Enthusing about the joys of motherhood is hardly anything new in Hollywood circles. But as British actress Alex Kingston prepares to celebrate her daughter Salome’s first birthday this week, it’s hard to begrudge her the joy she so obviously feels about being a mum - for ten years, the ER star believed she might never be able to have a baby.
It took two gruelling courses of IVF treatment before Alex, the former wife of English Patient actor Ralph Fiennes and now married to German journalist Florian Haertel, was able to conceive. “When you’ve believed for the past ten years that you’re never going to be a mother when it finally happens you really appreciate it and never forget how lucky you are,” she said in an interview with Britain’s Sunday Express. “It’s amazing.
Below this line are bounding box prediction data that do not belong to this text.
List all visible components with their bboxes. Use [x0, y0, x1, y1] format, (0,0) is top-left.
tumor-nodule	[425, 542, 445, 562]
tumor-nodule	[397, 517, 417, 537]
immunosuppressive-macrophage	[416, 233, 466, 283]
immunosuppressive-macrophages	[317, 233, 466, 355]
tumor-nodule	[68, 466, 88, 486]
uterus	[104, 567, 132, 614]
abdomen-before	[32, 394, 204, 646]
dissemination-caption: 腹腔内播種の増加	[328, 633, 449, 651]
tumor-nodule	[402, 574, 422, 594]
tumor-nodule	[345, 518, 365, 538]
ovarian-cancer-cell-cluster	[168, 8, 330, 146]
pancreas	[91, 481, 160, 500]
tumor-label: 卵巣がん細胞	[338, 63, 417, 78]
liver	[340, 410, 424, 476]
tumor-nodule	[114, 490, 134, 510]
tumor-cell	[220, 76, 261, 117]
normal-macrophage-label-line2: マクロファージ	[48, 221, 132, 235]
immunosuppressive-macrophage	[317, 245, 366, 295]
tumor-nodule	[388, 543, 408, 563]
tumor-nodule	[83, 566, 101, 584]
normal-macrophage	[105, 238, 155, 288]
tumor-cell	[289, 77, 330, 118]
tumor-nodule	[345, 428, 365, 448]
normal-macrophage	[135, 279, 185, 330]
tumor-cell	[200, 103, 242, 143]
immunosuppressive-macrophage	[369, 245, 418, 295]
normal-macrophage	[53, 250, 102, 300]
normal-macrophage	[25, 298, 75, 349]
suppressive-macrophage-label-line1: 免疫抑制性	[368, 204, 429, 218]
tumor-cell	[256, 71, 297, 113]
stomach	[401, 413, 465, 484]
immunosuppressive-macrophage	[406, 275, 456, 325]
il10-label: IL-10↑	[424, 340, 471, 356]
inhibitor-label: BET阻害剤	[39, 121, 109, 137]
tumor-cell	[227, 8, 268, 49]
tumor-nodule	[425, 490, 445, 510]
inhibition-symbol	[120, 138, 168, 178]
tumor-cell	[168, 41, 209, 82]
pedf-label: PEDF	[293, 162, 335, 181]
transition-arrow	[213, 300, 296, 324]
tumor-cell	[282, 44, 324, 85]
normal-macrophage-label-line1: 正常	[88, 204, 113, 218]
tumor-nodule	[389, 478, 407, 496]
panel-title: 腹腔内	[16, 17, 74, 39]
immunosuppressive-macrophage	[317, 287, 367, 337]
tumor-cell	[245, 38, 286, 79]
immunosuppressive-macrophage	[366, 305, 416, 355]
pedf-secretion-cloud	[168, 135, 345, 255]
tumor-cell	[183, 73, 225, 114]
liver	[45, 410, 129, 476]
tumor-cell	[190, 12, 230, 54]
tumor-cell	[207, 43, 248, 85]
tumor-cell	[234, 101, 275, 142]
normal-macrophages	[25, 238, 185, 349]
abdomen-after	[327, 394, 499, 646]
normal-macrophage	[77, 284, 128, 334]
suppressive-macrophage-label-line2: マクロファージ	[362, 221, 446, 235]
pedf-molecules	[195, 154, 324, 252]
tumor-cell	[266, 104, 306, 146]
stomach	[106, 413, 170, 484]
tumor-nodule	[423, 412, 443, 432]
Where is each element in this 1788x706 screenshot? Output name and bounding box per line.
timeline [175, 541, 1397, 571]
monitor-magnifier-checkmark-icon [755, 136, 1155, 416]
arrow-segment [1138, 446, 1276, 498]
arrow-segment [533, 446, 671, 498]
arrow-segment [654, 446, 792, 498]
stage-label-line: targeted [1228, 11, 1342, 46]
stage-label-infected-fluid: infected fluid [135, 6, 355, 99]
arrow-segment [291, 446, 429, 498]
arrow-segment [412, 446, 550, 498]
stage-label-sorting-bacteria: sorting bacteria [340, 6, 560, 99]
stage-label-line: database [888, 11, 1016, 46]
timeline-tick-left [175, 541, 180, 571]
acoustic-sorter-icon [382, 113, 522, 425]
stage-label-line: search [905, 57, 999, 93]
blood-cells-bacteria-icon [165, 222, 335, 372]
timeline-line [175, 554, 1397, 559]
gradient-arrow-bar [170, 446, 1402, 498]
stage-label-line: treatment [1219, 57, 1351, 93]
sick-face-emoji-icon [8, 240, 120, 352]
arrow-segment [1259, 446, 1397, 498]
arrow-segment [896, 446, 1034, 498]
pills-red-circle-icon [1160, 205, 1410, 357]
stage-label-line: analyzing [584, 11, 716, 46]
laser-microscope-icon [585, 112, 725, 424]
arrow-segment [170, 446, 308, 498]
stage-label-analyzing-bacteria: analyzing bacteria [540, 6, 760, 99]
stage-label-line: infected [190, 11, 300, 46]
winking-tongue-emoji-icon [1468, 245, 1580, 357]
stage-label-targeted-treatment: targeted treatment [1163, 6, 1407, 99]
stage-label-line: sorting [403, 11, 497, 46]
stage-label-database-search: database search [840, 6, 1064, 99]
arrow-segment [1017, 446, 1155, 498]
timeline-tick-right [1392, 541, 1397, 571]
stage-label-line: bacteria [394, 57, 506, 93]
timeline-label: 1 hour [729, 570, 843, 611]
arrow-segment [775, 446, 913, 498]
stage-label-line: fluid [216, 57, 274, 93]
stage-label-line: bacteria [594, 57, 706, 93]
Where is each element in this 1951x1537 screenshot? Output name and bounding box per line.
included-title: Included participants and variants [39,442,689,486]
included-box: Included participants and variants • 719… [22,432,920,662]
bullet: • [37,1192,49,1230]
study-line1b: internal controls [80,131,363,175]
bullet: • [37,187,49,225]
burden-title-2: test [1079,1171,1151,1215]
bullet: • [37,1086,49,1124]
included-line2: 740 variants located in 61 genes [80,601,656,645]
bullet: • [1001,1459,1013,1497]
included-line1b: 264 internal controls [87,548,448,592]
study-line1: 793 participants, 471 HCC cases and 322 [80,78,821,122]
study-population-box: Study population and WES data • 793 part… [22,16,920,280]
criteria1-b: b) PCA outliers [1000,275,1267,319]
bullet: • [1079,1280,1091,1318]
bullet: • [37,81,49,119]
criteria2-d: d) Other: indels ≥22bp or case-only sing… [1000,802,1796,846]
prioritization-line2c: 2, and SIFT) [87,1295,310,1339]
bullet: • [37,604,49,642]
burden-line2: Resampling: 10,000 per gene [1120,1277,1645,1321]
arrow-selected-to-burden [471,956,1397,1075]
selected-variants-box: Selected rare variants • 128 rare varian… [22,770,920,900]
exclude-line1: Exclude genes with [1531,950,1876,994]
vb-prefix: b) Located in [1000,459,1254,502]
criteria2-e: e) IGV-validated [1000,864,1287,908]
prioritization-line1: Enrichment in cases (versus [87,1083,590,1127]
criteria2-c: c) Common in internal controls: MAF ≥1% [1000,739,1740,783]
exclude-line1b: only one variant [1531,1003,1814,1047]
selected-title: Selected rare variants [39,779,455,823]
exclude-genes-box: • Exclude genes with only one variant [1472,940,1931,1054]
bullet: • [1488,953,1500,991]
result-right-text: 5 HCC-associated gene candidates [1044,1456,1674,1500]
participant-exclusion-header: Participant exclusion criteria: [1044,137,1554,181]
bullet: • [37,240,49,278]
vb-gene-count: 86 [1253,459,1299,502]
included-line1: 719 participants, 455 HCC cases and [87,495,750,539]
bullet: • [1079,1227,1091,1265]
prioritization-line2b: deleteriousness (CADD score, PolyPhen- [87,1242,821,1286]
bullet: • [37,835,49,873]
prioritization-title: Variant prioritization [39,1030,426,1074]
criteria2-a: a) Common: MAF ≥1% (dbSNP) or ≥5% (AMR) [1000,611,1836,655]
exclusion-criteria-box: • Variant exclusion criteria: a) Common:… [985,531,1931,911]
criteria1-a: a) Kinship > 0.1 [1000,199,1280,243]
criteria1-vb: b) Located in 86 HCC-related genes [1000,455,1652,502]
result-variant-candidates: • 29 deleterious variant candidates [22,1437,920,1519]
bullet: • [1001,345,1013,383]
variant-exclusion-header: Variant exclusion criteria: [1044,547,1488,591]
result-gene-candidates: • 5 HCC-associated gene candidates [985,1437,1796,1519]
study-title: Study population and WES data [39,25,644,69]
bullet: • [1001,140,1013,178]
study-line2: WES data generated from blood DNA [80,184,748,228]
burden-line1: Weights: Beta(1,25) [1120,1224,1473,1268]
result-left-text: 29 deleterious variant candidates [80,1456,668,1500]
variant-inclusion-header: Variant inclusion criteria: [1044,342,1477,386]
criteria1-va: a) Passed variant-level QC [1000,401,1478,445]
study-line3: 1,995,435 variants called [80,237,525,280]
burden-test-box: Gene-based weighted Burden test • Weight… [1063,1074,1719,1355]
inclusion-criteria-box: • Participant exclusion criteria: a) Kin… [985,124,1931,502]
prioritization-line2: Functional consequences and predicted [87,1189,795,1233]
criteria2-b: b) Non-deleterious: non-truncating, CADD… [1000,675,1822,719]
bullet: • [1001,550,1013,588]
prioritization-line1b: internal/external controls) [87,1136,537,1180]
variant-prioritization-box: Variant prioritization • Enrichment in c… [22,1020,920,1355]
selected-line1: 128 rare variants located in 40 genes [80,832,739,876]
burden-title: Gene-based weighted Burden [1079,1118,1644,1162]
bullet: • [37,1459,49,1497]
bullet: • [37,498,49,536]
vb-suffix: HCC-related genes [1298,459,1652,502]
All mothers will say this, but it’s all at once fabulous, frustrating exhausting and all-consuming.”
Knowing that she wanted children since she was 18, Alex had always assumed that she would become a mum. But during her first marriage, it became apparent that “it wasn’t going to happen naturally for whatever reason”. “Actually, there was nothing wrong, it was just one of those things…” she reveals. So, despite working 15 hours a day on the popular US TV series ER at the time, she decided to opt for IVF treatment. Fear of failure meant she kept the decision secret from friends. “I was convinced I wasn’t going to get pregnant, so it was a huge surprise when it did happen,” says the 38-year-old actress.
Now the couple are thinking about trying for a second child. “I would be prepared to do the IVF again. The treatment wouldn’t be so stressful this time because there’s no fear of the unknown,” she reveals. Despite her new role, the former Royal Academy of Dramatic Art student and Royal Shakespeare Company member has no plans to ease up on her career – although the decision has caused the odd twinge. “I feel if I wanted this child so badly then why am I not at home? I should be with her. But at the same time, I have an incredible husband who has given up his work to be a full-time father, and I have the luxury of doing a job where I’m not working nine to five. So I actually think the baby gets a very good deal.”